I started with something normal. As small of a change as I could stand. I got a job. Another waitressing gig. Dante hated it but he'd have done anything,
agreed to just about anything by then just to cheer me up.
He was attentive. And he was loving. Possibly more so than ever.
It took a very long time before I wanted his touch for anything aside from affection and comfort, and he never showed one sign of losing his patience about it.
To the end of my days, I'll appreciate that.
He never even brought it up. When we talked about it, it was because I was worrying over it.
And even then he found the words, just the right ones, that I needed to hear.
The only ones that helped.
"This is not about me," he told me tenderly, "and what my body asks from yours. This is about you and what you need. I need to be what you need. That's all that matters right now. The rest will come later. We have time. All that you require. We have it. And when you're ready, I'll be here. Every second of every day. That'll never stop."
CHAPTER THIRTY
"Hear no evil, speak no evil, and you won't be invited to cocktail parties."
~Oscar Wilde
PRESENT
SCARLETT
"You're seeing somebody, aren't you?" Farrah asked me, not for the first time.

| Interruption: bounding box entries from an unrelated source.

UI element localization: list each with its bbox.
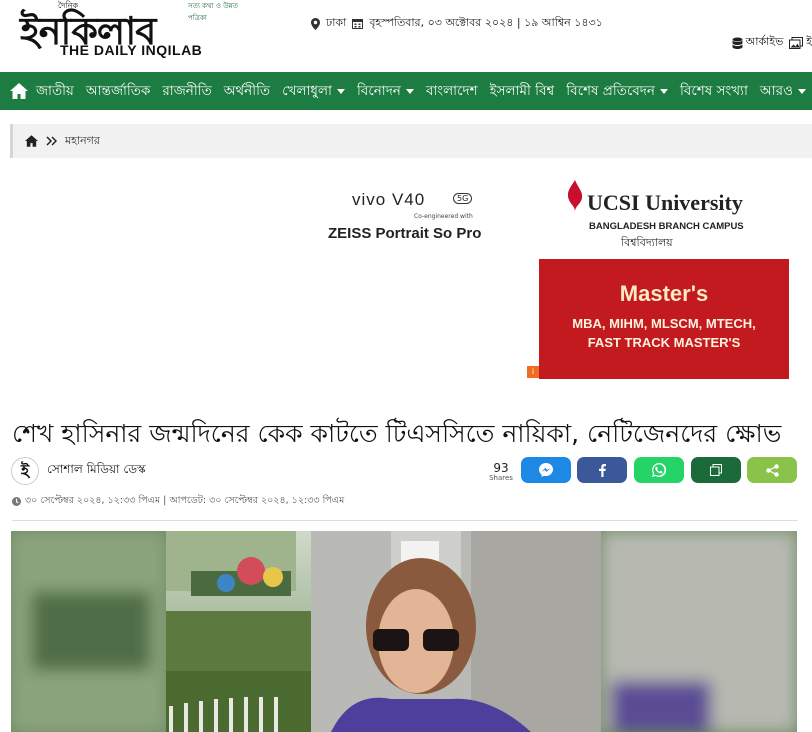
author-block[interactable]: ই সোশাল মিডিয়া ডেস্ক xyxy=(11,457,146,485)
vivo-zeiss: ZEISS Portrait So Pro xyxy=(328,225,482,242)
promo-line-2: FAST TRACK MASTER'S xyxy=(587,335,741,350)
whatsapp-icon xyxy=(652,463,666,477)
timestamp-text: ৩০ সেপ্টেম্বর ২০২৪, ১২:৩৩ পিএম | আপডেট: … xyxy=(25,495,345,506)
copy-icon xyxy=(710,464,722,476)
vivo-title: vivo V40 xyxy=(352,190,426,209)
ucsi-flame-logo xyxy=(567,180,583,212)
nav-label: রাজনীতি xyxy=(162,82,212,99)
chevron-down-icon xyxy=(798,88,806,94)
vivo-co-engineered: Co-engineered with xyxy=(414,213,473,220)
ucsi-ad[interactable]: UCSI University BANGLADESH BRANCH CAMPUS… xyxy=(561,176,761,256)
logo-tagline: সত্য কথা ও উন্নত পত্রিকা xyxy=(188,2,238,22)
vivo-5g-badge: 5G xyxy=(453,193,473,204)
messenger-icon xyxy=(539,463,553,477)
nav-item-entertainment[interactable]: বিনোদন xyxy=(351,72,420,110)
nav-item-politics[interactable]: রাজনীতি xyxy=(156,72,217,110)
epaper-label: ই xyxy=(806,35,812,48)
facebook-share-button[interactable] xyxy=(577,457,627,483)
author-name: সোশাল মিডিয়া ডেস্ক xyxy=(47,462,146,476)
epaper-link[interactable]: ই xyxy=(789,33,812,52)
chevron-down-icon xyxy=(405,88,414,94)
promo-title: Master's xyxy=(619,281,709,306)
nav-label: আরও xyxy=(759,82,793,99)
copy-link-button[interactable] xyxy=(691,457,741,483)
share-count-label: Shares xyxy=(489,474,513,482)
more-share-button[interactable] xyxy=(747,457,797,483)
location-pin-icon xyxy=(311,17,320,30)
nav-item-international[interactable]: আন্তর্জাতিক xyxy=(80,72,156,110)
nav-item-economy[interactable]: অর্থনীতি xyxy=(218,72,276,110)
article-timestamp: ৩০ সেপ্টেম্বর ২০২৪, ১২:৩৩ পিএম | আপডেট: … xyxy=(12,494,344,509)
archive-link[interactable]: আর্কাইভ xyxy=(732,33,784,52)
nav-item-bangladesh[interactable]: বাংলাদেশ xyxy=(420,72,484,110)
archive-label: আর্কাইভ xyxy=(745,35,784,48)
ucsi-bn: বিশ্ববিদ্যালয় xyxy=(621,236,673,249)
nav-label: জাতীয় xyxy=(35,82,74,99)
nav-item-special-issue[interactable]: বিশেষ সংখ্যা xyxy=(674,72,754,110)
double-chevron-right-icon xyxy=(46,136,57,146)
site-header: দৈনিক সত্য কথা ও উন্নত পত্রিকা ইনকিলাব T… xyxy=(0,0,812,72)
nav-item-special-report[interactable]: বিশেষ প্রতিবেদন xyxy=(560,72,674,110)
header-meta: ঢাকা বৃহস্পতিবার, ০৩ অক্টোবর ২০২৪ | ১৯ আ… xyxy=(311,14,603,33)
article-headline: শেখ হাসিনার জন্মদিনের কেক কাটতে টিএসসিতে… xyxy=(12,419,782,448)
breadcrumb-current[interactable]: মহানগর xyxy=(65,132,100,151)
main-nav: জাতীয় আন্তর্জাতিক রাজনীতি অর্থনীতি খেলা… xyxy=(0,72,812,110)
whatsapp-share-button[interactable] xyxy=(634,457,684,483)
nav-label: আন্তর্জাতিক xyxy=(85,82,151,99)
current-date: বৃহস্পতিবার, ০৩ অক্টোবর ২০২৪ | ১৯ আশ্বিন… xyxy=(369,16,603,29)
nav-label: ইসলামী বিশ্ব xyxy=(489,82,555,99)
nav-label: বিশেষ সংখ্যা xyxy=(679,82,748,99)
promo-line-1: MBA, MIHM, MLSCM, MTECH, xyxy=(572,316,756,331)
article-photo[interactable] xyxy=(11,531,797,732)
location-label: ঢাকা xyxy=(326,16,347,29)
chevron-down-icon xyxy=(336,88,345,94)
share-count: 93 Shares xyxy=(486,462,516,482)
nav-label: খেলাধুলা xyxy=(282,82,332,99)
header-links: আর্কাইভ ই xyxy=(732,33,812,52)
adchoices-icon[interactable]: i xyxy=(527,366,539,378)
home-icon xyxy=(9,83,28,99)
share-icon xyxy=(765,463,779,477)
chevron-down-icon xyxy=(659,88,668,94)
database-icon xyxy=(732,37,743,49)
nav-label: অর্থনীতি xyxy=(223,82,271,99)
facebook-icon xyxy=(598,463,606,477)
home-icon[interactable] xyxy=(25,135,38,147)
article-photo-art xyxy=(11,531,797,732)
nav-item-national[interactable]: জাতীয় xyxy=(30,72,80,110)
vivo-ad[interactable]: vivo V40 5G Co-engineered with ZEISS Por… xyxy=(318,188,518,248)
messenger-share-button[interactable] xyxy=(521,457,571,483)
author-avatar: ই xyxy=(11,457,39,485)
breadcrumb: মহানগর xyxy=(10,124,812,158)
calendar-icon xyxy=(352,19,364,29)
nav-item-more[interactable]: আরও xyxy=(754,72,812,110)
clock-icon xyxy=(12,497,21,506)
divider xyxy=(12,520,798,521)
logo-sub: THE DAILY INQILAB xyxy=(60,42,203,58)
site-logo[interactable]: দৈনিক সত্য কথা ও উন্নত পত্রিকা ইনকিলাব T… xyxy=(20,0,252,62)
nav-item-islamic-world[interactable]: ইসলামী বিশ্ব xyxy=(484,72,561,110)
nav-label: বাংলাদেশ xyxy=(425,82,478,99)
ucsi-campus: BANGLADESH BRANCH CAMPUS xyxy=(589,221,744,232)
share-count-number: 93 xyxy=(493,461,509,475)
images-icon xyxy=(789,36,804,49)
nav-item-sports[interactable]: খেলাধুলা xyxy=(276,72,351,110)
ucsi-name: UCSI University xyxy=(587,190,743,215)
nav-home[interactable] xyxy=(8,72,30,110)
nav-label: বিনোদন xyxy=(356,82,401,99)
masters-promo-ad[interactable]: Master's MBA, MIHM, MLSCM, MTECH, FAST T… xyxy=(539,259,789,379)
nav-label: বিশেষ প্রতিবেদন xyxy=(566,82,655,99)
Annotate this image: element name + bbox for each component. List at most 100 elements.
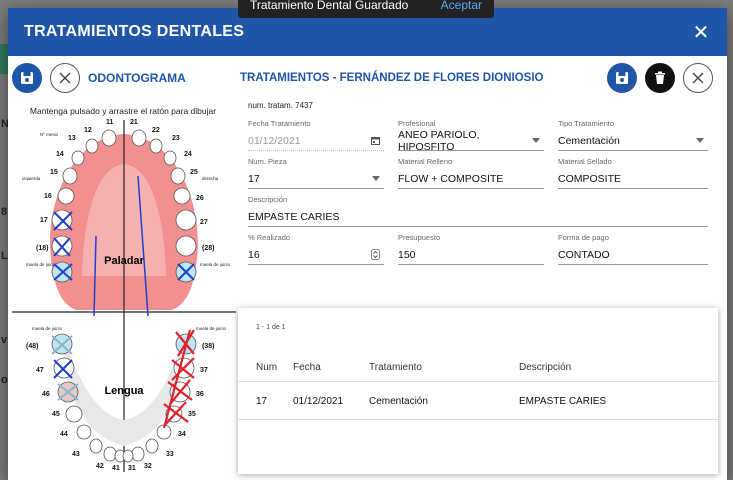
svg-text:16: 16 [44,193,52,200]
svg-text:46: 46 [42,391,50,398]
close-icon[interactable]: ✕ [689,20,713,45]
pago-field[interactable]: Forma de pago CONTADO [558,233,708,271]
svg-text:27: 27 [200,219,208,226]
table-row[interactable]: 17 01/12/2021 Cementación EMPASTE CARIES [238,384,718,420]
cancel-treatment-button[interactable] [683,63,713,93]
panel-title: TRATAMIENTOS - FERNÁNDEZ DE FLORES DIONI… [240,72,544,84]
odontogram-panel: ODONTOGRAMA Mantenga pulsado y arrastre … [8,56,238,480]
table-range: 1 - 1 de 1 [256,324,286,331]
background-letter: v [1,334,8,346]
svg-text:43: 43 [72,451,80,458]
fecha-label: Fecha Tratamiento [248,119,311,128]
pago-value: CONTADO [558,248,610,261]
drawing-hint: Mantenga pulsado y arrastre el ratón par… [29,106,217,116]
save-icon [21,72,33,84]
cell-num: 17 [256,396,268,407]
svg-text:12: 12 [84,127,92,134]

We were shopping (her idea), and it was her first official day of unemployment. "How are you planning to make rent?" I responded, trying not to feel as hostile as I felt.
I'd become resentful as I pondered all of the ways she must have betrayed me over the years, and it only seemed to grow, until it was difficult to hide even though I knew that I absolutely had to.
Because if this spy for Adelaide had any clue that I was onto her there would be questions that led to consequences that I was not yet prepared to deal with.
"Waitressing. Every role I can find. The usual. They assigned the crew a new lead when you left. She was beastly. I just couldn't take it, so I quit. I bet Leona and Demi won't be far behind."
We were on the hunt for a new sexy little dress for Farrah's hot date that night. It was really just an excuse to shop. Farrah always had a hot date and enough sexy little dresses to cover it, I was sure.